PMA-GPA

PMA : Macron n’a aucun intérêt à rouvrir le front sociétal. Et il le sait

 

Le lobby LGBT fait la fête ce week-end à Paris avec sa marche des fiertés, ultra-subventionnée par la mairie de Paris et quelques entreprises. Cela donnera lieu à des spectacles dégradants qui feraient mieux d’être cachés. Un coup de projecteur médiatique est donné sur cette communauté, bien au-delà de son poids réel dans la population. Elle en profite pour demander la PMA, ne reculant devant aucune outrance scripturaire (Yagg : « La-pma c’est maintenant ou jamais ») : elle parle d’urgence sanitaire ! Petit aparté : elle reconnaît, en outre, que la PMA entraînera la GPA, ce qui était dénoncé par ces « supposés affabulateurs » de la Manif pour tous dès 2012.

Le pouvoir en place a été élu sur un programme qui proposait cette PMA pour les femmes seules et les couples de femmes. Une promesse électorale n’engage que ceux qui y croient.

La priorité du nouveau Président est de réformer le monde du travail, si possible à la hussarde. Il y a tant à faire pour retrouver les points de compétitivité engloutis dans nos divers clientélismes, nos lâchetés, nos inconséquences, nos erreurs. Mais imaginer que cela se fera sans heurts, sans conflits, sans blocages dans la rue et ailleurs serait d’un irénisme coupable, d’une naïveté incompréhensible. Le gouvernement s’y prépare sans doute et la rentrée sociale pourrait être caniculaire.

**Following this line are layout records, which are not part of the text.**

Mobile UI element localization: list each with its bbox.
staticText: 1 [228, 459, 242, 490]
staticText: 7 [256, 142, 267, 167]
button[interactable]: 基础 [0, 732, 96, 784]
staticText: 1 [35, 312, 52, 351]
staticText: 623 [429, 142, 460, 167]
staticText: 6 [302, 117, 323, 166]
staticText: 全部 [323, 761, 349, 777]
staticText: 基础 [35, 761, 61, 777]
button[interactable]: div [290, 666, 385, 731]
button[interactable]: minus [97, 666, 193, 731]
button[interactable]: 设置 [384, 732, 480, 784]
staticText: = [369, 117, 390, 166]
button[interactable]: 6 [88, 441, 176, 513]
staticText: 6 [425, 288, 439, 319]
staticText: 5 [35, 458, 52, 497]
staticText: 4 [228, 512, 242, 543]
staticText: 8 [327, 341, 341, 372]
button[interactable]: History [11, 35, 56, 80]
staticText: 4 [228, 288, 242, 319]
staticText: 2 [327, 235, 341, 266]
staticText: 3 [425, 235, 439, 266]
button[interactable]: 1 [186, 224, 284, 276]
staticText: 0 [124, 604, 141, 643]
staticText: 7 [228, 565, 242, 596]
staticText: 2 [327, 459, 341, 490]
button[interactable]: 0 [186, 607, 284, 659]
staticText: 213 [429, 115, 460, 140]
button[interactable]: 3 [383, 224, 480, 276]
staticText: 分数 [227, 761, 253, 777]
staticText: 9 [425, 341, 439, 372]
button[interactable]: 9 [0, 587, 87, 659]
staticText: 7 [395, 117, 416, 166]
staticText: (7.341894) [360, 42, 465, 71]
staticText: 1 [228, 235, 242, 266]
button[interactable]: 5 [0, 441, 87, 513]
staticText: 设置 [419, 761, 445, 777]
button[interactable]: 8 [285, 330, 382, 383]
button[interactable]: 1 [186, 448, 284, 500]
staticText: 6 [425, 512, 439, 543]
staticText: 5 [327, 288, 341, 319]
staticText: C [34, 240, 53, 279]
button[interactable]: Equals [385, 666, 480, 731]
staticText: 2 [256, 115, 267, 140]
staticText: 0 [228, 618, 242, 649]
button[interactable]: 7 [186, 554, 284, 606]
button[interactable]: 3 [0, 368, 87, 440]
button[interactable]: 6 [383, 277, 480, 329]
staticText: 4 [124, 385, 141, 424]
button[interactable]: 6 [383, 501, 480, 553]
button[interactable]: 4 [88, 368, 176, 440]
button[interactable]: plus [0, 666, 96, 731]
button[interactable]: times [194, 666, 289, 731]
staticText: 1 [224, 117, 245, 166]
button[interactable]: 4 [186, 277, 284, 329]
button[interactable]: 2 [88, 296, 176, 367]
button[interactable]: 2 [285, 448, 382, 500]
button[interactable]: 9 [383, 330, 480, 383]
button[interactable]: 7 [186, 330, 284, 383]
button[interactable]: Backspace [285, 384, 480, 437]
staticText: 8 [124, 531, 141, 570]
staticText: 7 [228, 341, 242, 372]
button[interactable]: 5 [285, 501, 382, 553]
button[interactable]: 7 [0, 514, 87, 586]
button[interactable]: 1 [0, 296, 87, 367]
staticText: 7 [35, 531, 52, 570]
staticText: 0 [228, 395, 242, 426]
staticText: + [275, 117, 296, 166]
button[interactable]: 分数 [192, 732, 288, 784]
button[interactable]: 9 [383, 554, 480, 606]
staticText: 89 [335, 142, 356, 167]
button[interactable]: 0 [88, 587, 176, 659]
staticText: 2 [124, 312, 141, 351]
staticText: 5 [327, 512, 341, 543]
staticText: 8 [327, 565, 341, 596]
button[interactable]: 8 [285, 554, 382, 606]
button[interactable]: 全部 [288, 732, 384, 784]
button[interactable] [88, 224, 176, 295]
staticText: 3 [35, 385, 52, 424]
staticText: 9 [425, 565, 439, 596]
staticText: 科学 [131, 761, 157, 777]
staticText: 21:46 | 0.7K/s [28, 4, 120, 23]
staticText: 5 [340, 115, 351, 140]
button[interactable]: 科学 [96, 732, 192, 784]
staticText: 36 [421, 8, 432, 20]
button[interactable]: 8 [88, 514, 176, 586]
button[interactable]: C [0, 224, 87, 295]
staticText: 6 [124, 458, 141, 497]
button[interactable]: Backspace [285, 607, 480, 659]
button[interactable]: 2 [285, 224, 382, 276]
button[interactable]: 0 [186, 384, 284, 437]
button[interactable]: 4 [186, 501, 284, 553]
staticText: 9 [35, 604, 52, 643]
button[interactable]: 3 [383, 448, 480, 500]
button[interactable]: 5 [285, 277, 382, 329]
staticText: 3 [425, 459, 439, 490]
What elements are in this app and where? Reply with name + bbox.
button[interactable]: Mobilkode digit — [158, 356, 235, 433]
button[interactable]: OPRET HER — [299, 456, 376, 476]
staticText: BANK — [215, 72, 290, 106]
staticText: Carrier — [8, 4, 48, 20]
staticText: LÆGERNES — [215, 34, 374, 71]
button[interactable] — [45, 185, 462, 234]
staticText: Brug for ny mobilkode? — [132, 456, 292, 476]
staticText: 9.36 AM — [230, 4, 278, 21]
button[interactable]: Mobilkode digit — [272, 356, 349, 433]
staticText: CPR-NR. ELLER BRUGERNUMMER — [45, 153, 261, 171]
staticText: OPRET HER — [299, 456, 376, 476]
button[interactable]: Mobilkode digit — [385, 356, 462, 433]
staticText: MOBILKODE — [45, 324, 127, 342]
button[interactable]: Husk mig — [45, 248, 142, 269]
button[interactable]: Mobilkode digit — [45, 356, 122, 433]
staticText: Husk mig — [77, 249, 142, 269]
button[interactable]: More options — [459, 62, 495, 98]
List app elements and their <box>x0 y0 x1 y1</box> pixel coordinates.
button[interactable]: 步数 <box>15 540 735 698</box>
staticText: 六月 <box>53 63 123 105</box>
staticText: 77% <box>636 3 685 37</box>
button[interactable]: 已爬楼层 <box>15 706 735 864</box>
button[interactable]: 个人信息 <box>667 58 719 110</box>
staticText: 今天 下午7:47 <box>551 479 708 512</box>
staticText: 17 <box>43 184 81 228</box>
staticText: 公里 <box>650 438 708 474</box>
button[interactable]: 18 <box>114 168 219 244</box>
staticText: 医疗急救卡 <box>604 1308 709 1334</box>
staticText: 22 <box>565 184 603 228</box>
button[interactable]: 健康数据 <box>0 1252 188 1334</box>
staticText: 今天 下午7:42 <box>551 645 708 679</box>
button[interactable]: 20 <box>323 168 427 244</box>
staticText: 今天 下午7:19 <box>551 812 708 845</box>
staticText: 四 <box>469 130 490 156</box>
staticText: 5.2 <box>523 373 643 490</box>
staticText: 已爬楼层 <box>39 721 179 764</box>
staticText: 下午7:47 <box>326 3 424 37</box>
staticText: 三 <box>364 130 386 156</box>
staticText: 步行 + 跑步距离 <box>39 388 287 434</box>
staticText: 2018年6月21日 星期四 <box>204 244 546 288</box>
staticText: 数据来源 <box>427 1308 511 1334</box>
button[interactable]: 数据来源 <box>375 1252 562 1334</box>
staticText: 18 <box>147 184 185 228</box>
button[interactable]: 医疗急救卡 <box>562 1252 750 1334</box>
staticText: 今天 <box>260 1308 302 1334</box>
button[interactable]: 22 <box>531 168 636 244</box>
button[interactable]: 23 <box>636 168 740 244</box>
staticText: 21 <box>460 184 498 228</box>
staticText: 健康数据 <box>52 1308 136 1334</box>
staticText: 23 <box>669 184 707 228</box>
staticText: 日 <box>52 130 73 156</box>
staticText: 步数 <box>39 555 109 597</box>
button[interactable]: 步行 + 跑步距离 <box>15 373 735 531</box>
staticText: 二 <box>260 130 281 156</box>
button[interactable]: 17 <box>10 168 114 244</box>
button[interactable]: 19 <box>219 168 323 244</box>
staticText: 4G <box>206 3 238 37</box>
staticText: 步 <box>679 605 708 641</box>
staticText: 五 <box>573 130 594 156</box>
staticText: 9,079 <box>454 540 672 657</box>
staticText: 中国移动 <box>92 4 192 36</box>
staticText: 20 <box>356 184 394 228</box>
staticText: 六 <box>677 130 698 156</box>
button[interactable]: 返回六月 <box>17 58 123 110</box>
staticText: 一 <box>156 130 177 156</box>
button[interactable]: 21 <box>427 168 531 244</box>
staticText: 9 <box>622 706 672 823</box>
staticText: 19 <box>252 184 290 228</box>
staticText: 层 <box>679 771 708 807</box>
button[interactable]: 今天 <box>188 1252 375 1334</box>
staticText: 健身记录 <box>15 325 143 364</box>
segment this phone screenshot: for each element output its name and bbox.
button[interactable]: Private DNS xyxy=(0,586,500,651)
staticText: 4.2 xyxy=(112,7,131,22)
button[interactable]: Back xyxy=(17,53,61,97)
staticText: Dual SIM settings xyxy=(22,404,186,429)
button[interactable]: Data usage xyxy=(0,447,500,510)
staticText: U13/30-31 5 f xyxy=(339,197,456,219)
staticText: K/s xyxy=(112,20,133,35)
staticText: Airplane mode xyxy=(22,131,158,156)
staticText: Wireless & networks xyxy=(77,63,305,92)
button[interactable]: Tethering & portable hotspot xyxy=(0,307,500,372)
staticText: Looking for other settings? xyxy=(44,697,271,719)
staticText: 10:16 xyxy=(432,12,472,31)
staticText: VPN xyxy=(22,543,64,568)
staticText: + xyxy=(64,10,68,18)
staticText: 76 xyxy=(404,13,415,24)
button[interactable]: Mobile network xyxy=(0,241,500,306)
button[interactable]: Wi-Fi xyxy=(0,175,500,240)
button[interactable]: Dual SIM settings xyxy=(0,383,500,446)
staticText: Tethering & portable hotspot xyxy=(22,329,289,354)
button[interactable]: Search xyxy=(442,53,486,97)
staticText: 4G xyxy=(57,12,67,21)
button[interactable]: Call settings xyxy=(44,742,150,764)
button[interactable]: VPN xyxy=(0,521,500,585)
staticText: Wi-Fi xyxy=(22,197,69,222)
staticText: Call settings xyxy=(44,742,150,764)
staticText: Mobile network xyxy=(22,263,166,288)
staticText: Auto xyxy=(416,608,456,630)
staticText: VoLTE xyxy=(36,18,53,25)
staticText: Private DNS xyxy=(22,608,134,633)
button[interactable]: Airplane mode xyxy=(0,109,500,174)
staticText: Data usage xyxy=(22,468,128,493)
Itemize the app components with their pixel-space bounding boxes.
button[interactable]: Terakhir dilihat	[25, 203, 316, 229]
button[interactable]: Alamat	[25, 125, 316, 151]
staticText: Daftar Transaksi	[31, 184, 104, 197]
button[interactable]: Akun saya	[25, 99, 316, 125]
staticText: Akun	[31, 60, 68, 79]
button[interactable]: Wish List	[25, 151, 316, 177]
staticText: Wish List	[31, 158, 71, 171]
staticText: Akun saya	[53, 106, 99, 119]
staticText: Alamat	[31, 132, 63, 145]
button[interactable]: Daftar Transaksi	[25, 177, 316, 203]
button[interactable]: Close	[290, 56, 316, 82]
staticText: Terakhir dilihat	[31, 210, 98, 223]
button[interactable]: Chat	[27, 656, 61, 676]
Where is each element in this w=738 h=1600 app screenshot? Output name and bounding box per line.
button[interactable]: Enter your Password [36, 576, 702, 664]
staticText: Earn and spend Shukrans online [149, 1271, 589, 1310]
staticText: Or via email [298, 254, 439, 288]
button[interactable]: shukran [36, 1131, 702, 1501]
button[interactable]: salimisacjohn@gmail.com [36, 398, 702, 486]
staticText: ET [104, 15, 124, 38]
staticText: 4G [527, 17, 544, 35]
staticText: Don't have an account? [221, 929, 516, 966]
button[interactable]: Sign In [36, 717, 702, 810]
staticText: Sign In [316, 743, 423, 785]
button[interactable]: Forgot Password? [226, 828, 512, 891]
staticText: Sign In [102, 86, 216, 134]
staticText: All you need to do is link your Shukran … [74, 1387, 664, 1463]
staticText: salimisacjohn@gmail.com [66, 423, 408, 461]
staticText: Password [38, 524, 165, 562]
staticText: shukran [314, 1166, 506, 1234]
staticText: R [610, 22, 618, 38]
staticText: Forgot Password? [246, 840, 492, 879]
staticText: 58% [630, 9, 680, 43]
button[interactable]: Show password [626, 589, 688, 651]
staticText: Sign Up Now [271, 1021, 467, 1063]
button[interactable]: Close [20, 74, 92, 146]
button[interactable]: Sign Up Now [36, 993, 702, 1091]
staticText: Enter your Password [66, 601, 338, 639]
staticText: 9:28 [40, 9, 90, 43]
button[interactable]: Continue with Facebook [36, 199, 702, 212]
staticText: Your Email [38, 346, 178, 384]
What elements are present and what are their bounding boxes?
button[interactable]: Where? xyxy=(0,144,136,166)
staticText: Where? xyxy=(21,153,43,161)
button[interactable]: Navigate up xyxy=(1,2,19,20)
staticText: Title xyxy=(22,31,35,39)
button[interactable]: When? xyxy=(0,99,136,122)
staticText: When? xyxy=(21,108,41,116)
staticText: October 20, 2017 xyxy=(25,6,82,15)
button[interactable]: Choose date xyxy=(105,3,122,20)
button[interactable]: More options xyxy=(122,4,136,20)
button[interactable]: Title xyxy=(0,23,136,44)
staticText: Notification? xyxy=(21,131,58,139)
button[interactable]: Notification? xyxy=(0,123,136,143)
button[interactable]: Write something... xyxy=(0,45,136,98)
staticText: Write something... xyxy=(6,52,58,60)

Un gouvernement, devant de telles perspectives, aurait-il intérêt à ouvrir un autre front avec une loi sociétale qui pourrait jeter d’autres personnes dans la rue ? La réponse est évidement non. Le Président jupitérien et rassembleur ne peut pas, à l’instar d’Hollande, recliver la société ainsi. Lui qui n’est pas dupe sait bien que son parti En Marche !, recyclage d’un socialisme obsolète, sera confronté à la malédiction formulée par l’ex-député Erwann Binet : la Manif pour tous a stérilisé les ambitions sociétale de la gauche qui, même déguisée sous ses nouveaux oripeaux, pourrait être tétanisée devant la simple probabilité d’une mobilisation massive.

Autre raison de s’abstenir : le besoin de cohésion avec les transfuges de droite. Édouard Philippe, certes favorable au mariage entre personnes du même sexe, n’hésitait pas à écrire en 2013 son opposition à la PMA pour couples de femmes et à la GPA. Il a peut-être changé sur ce sujet, comme certaines girouettes, ou peut-être était-il et reste-t-il sincère.

Si, malgré toutes les bonnes raisons de ne pas inscrire ce saut anthropologique à l’agenda de la législature, le pouvoir souhaite ouvrir ce prétendu droit au nom de l’égalité, nul doute que la Manif pour tous se manifestera.